Jazeela Basheer is an exhibition designer, and a graduate from the National Institute of Design, India. She has designed for theatre and worked with museums and galleries. Her work spans spatial planning, installation design, photography, and publication design. In 2021, Haneena & Jazeela started a research initiative that documents the Mappila women and their contribution to literature in the twentieth century.
Prachi Deshpande is a Fellow in History at the Centre for Studies in Social Sciences, Calcutta. Her research interests cover language and modernity; script and language; multilinguality; cultures of historiography; memory; translation; scribal cultures, Maratha states; nineteenth- and twentieth- century western India; and Marathi literature and culture. Deshpande is the author of Creative Pasts: Historical Memory and Identity in Western India, 1700–1960 (2007). She is currently working on a book on Marathi language practices, focusing especially scribal writing in the cursive Modi script from the eighteenth through the twentieth centuries.

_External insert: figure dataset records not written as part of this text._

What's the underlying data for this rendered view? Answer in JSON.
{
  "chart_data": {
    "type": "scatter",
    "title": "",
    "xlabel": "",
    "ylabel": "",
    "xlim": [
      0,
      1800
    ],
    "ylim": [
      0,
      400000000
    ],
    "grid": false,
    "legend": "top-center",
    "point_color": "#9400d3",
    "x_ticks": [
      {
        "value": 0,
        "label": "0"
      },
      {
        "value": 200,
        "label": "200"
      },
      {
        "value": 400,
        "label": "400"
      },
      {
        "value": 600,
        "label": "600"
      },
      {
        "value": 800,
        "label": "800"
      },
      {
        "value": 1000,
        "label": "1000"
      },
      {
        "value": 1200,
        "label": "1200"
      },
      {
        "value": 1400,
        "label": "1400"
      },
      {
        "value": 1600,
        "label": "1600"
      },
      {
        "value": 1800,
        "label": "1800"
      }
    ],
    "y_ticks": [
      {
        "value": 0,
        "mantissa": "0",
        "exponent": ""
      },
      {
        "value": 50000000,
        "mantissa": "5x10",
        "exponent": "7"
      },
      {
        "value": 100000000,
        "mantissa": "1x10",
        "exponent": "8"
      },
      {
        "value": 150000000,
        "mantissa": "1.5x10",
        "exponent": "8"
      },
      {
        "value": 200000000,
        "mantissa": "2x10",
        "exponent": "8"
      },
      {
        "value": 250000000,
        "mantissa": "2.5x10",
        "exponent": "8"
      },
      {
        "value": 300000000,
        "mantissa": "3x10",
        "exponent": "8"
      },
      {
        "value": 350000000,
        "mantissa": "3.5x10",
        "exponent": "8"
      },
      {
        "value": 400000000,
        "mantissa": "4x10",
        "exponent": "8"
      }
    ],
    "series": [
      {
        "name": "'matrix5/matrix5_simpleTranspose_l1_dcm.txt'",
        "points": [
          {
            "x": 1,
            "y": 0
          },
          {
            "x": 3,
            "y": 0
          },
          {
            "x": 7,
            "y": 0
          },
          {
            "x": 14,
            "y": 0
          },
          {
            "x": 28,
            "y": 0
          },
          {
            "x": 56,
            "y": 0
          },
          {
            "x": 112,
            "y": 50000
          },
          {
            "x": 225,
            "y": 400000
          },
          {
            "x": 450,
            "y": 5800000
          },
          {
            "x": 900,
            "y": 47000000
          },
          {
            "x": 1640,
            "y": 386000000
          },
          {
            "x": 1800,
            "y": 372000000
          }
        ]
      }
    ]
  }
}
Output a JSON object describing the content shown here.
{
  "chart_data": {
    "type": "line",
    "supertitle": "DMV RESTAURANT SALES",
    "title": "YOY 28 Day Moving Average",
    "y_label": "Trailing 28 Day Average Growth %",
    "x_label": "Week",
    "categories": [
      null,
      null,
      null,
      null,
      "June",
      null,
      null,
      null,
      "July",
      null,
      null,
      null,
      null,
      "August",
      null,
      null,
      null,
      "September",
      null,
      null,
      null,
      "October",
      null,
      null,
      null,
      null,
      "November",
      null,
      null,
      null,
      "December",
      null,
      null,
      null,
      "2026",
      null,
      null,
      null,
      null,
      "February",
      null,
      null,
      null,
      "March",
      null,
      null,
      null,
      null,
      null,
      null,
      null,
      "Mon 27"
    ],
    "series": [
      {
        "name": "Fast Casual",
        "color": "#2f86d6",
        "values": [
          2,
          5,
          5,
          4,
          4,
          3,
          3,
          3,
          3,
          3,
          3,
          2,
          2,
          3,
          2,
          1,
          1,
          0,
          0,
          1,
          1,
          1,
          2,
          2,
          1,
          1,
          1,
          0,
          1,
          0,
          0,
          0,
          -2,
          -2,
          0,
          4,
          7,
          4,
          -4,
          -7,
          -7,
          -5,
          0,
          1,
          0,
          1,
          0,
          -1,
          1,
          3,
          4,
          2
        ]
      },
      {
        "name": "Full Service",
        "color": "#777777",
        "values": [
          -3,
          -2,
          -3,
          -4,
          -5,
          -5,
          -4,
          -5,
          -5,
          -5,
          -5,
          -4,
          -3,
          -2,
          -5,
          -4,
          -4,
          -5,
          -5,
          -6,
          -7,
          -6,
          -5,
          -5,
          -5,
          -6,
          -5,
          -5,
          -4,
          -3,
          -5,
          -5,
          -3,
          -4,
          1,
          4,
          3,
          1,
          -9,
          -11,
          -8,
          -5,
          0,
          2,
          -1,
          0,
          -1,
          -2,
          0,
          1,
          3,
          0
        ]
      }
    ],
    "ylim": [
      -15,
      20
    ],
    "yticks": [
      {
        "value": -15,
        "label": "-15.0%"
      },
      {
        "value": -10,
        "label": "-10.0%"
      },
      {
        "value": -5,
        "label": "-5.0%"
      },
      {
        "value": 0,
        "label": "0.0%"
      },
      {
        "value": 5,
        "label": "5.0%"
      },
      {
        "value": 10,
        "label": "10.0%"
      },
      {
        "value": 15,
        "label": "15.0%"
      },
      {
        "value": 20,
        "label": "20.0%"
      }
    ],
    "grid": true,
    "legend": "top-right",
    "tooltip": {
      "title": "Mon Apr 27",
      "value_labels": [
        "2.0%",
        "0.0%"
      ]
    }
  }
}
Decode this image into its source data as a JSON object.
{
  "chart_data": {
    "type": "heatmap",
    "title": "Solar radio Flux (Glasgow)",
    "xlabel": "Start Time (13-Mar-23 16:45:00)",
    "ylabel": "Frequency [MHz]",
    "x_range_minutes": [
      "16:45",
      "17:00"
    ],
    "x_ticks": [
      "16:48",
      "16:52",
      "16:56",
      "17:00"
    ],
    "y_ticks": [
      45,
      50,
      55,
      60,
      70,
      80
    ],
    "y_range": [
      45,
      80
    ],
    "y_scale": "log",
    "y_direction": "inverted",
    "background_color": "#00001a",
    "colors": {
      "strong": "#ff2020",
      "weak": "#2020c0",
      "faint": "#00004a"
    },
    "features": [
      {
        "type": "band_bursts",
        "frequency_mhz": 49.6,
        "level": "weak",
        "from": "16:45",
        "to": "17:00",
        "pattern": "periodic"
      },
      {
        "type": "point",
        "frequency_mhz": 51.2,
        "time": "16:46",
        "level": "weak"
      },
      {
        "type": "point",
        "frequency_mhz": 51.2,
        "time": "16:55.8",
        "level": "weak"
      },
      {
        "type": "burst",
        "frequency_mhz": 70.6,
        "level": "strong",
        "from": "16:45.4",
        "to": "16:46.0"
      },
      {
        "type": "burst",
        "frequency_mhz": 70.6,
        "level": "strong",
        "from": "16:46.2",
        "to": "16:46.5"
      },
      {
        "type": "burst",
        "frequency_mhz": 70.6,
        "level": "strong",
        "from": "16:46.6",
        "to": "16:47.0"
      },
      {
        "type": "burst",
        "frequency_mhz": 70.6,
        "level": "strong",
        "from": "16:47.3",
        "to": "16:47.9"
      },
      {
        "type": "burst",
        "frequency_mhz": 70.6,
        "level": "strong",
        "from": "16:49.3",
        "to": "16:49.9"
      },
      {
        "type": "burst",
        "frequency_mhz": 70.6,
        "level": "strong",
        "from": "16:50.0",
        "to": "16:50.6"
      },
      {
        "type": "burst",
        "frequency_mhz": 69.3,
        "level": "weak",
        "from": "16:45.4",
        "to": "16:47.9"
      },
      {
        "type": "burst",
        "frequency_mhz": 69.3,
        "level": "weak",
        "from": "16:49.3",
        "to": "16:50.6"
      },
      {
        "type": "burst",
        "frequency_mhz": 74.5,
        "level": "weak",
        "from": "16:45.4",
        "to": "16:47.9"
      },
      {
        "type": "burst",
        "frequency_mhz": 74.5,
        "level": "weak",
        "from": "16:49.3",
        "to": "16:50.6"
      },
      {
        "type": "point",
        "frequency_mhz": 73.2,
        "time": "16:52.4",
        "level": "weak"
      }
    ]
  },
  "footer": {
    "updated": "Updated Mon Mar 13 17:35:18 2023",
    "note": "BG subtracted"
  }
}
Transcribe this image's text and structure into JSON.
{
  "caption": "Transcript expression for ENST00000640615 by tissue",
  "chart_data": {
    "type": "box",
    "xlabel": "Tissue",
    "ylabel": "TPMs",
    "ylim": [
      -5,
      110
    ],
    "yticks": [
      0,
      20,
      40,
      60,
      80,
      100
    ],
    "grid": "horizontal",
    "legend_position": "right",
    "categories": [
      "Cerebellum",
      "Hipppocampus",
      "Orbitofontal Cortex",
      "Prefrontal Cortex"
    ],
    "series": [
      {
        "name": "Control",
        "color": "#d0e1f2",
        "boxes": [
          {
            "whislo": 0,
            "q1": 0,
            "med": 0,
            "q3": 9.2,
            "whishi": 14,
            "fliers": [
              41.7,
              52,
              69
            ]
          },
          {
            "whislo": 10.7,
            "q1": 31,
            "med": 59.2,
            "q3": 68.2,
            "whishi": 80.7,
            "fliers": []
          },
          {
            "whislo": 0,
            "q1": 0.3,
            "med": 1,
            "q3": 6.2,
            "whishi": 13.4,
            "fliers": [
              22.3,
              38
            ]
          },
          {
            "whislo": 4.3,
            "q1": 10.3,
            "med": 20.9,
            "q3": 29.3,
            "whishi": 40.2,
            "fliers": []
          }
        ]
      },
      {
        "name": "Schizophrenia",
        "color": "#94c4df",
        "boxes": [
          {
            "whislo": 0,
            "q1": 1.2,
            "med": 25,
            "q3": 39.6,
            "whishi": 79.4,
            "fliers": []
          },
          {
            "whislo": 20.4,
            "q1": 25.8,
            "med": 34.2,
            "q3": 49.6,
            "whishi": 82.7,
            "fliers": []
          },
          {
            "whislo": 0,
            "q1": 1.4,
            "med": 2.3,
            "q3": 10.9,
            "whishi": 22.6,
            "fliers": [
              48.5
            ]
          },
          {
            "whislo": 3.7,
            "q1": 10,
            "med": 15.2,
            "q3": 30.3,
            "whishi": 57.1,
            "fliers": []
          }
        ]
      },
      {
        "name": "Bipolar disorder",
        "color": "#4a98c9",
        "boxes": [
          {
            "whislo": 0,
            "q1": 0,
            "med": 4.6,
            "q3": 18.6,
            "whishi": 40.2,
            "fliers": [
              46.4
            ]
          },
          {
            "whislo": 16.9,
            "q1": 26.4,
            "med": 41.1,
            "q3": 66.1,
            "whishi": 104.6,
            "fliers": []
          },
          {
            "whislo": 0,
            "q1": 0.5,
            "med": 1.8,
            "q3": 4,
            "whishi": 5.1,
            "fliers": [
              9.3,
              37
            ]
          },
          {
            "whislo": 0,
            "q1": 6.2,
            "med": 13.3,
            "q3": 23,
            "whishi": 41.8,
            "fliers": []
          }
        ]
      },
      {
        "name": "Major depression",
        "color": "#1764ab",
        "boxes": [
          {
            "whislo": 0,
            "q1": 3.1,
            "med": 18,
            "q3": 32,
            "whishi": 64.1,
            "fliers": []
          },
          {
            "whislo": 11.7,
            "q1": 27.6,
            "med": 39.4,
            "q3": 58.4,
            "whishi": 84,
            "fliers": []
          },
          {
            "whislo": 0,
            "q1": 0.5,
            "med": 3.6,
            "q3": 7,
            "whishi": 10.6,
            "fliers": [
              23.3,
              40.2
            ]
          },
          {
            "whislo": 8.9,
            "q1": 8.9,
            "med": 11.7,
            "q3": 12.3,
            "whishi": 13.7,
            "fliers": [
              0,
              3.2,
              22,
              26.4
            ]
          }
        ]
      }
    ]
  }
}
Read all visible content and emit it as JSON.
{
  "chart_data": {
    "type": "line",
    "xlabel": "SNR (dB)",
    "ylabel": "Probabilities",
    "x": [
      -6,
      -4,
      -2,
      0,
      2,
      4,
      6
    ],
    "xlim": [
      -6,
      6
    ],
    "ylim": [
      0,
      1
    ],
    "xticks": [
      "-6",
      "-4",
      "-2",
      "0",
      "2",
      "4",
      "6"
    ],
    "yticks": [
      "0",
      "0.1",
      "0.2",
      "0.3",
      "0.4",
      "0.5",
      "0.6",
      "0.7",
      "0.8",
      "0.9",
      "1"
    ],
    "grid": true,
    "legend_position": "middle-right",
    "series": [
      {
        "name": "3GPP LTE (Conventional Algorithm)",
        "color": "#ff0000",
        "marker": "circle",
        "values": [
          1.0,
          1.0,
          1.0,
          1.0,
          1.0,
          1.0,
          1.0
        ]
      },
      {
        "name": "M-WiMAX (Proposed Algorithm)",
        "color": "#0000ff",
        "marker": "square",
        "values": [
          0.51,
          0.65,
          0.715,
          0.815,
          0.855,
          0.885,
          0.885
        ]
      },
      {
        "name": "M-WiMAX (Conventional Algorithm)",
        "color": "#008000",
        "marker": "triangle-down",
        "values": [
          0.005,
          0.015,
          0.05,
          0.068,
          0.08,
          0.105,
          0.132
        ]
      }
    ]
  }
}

Ashish Rajadhyaksha is an independent scholar and cultural theorist. He is the author of a number of books on film, including Ritwik Ghatak: A Return to the Epic (1984), Encyclopaedia of Indian Cinema (co-authored with Paul Willemen, 1994, 1999), and Indian Cinema in the Time of Celluloid: From Bollywood to the Emergency (2009). He also edited Kumar Shahani: The Shock of Desire and Other Essays (2015). He has curated (with Geeta Kapur) Bombay/Mumbai 1992–2001 (Tate Modern, London, 2002); You Don’t Belong, a festival of independent video and documentary films in China (2011); and तह–सतह: A Very Deep Surface, Mani Kaul and Ranbir Singh Kaleka: Between Film and Video (Jaipur, 2017); as well as other festival programmes. He has been a visiting faculty at the Korean National University of Art in Seoul, Lingnan University in Hong Kong, and the University of Chicago.
Sneha Ragavan is Senior Researcher and Projects Lead for Asia Art Archive in India, based in New Delhi. Together with colleagues, she works on projects to digitise artist archives, creating online bibliographies, editing publications, and organising workshops and seminars on art history and writing in the region.